A Streetcar Named Desire (1951)
Marlon Brando’nun Elia Kazan’la ilk iş birliğine işaret eden A Streetcar Named Desire, tutku ve entrika dolu bir anlatıya sahip. Şimdilerde ülkemizde “Arzu Tramvayı” adlı oyunla uyarlamasını izleyebileceğiniz film, hem Kazan hem Brando için kariyerlerinde bir dönüm noktası diyebiliriz. Filmin, bir tiyatro uyarlaması olması ve Brando’nun da tiyatrocu geçmişi metod oyunculuğunu ön plana çıkaran bir performansla karşı karşıya bırakıyor bizi.
Viva Zapata! (1952)
Nobel Edebiyat Ödüllü yazar John Steinbeck’in Zapata the Unconquerable adlı biyografik romanından Elia Kazan’ın beyazperdeye uyarladığı hikaye, Meksika Devrimi’nin önemli isimlerinden Emiliano Zapata’nın diktatör Diaz’ın baskıcı rejimine karşı yürüttüğü mücadeleyi anlatır. Brando, Zapata karakteriyle Oscar adaylığı kazandırmıştır.
Julius Caesar (1953)
Shakespeare’in unutulmaz eserinin başarılı bir uyarlaması olan Julius Caesar, gelmiş geçmiş en önemli Roma liderinin çirkin entrikalar sonucu uğradığı suikastı beyazperdeye taşır. Brando ise Mark Antony karakteriyle tekrar Oscar adaylığı elde eder.
The Wild One (1953)
Filmin afişine de taşınan meşhur motor üstündeki pozu hatırlamayan var mı? Bu ikonik duruşuyla Brando, kırk kişilik bir motor çetesinin göze batan asi serserisi Johnny karakteriyle gönülleri çoktan kazanmıştı.
On the Waterfront (1954)
Brando’nun Terry karakteriyle oyunculuk kariyerindeki ilk Oscar heykelciğini kazandığı bu Elia Kazan filminde sendikalar, işçiler ve devlet arasındaki karanlık ilişkilerle dönemin bir portresi çiziliyor.
The Godfather (1972)
Francis Ford Coppola’nın binbir zorluklarla çektiği üçlemenin ilk ayağı, gelmiş geçmiş en başarılı filmlerden biri kabul edilir. Marlon Brando da birçoğumuzun hafızasında Vito Corleone olarak kodlanmıştır. Tabii ki böyle bir kodlanmaya sebebiyet veren müthiş performansıyla Oscar ödülüne layık görülen Brando’nun aynı ödülü Amerika tarihindeki Kızılderili soykırımına tepki göstermek amacıyla reddettiğini de belirtmek gerek.

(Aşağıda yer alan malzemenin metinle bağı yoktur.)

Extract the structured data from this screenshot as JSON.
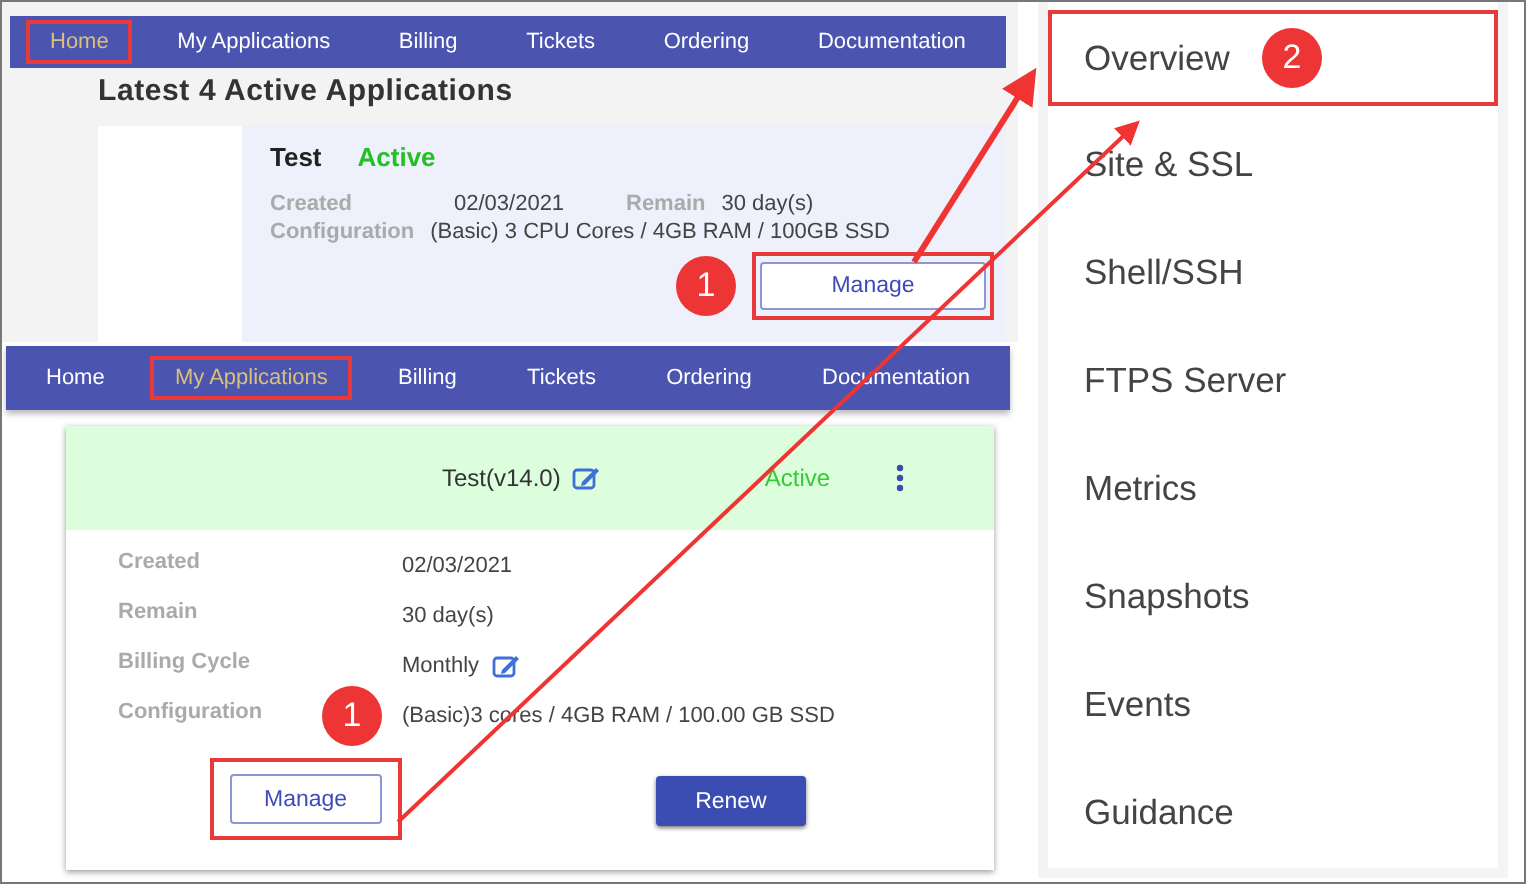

Last Tango in Paris (1972)
Bernardo Bertolucci’nin en sansasyonel filmlerinden biri olarak dikkat çeken Last Tango in Paris’te karizmatik ve hedonist orta yaşlı Paul karakterine hayat veren Brando, arzunun karanlık tarafına davet eden tutkulu bir ilişkinin üzerine düşen payını oldukça etkileyici bir şekilde yansıtıyor. Cesur sahnelerin yer aldığı filmin yıllar sonra Jeanne karakterini canlandıran Maria Schneider’in, Bertolucci ve Brando tarafından cinsel istismara uğramasıyla gündeme geldiğini de not düşmekte fayda var.
Apocalypse Now (1979)
Vietnam Savaşı üzerine çekilmiş bir başyapıt olarak kabul edilen film, Brando ile Coppola’yı tekrar bir araya getiriyor. Kendisine verilen görevi reddeden ve otoriteye baş kaldıran, ‘yoldan çıkmış’ Albay Kurtz karakteriyle Brando, inanılmaz bir dönüşümü etkileyici bir performansla sergiliyor.
A Dry White Season (1989)
Irkçılık karşıtı söylemiyle dikkatleri üzerinde toplayan filmde karşımıza çıkan Brando, adalet tutkusu olan ve tam da bu sebeple kendi ırkının hedefi haline gelen ve ‘hain’ damgası yiyen Ben du Toit karakterine hayat verir.
The Score (2001)
Robert De Niro ve Marlon Brando’yu buluşturan ilk film olma özelliği taşıyan The Score, bir usta-çırak ilişkisine odaklanıyor. Antika bir hançeri ele geçirme planları yapan ve bunun son eylemi olduğunu iddia eden bir hırsıza hayat veren De Niro’nun akıl hocası olarak karşımıza çıkan Brando, tıpkı Godfather’daki gibi güçlü bir ses tonu kullanarak aklımızda yer ediyor.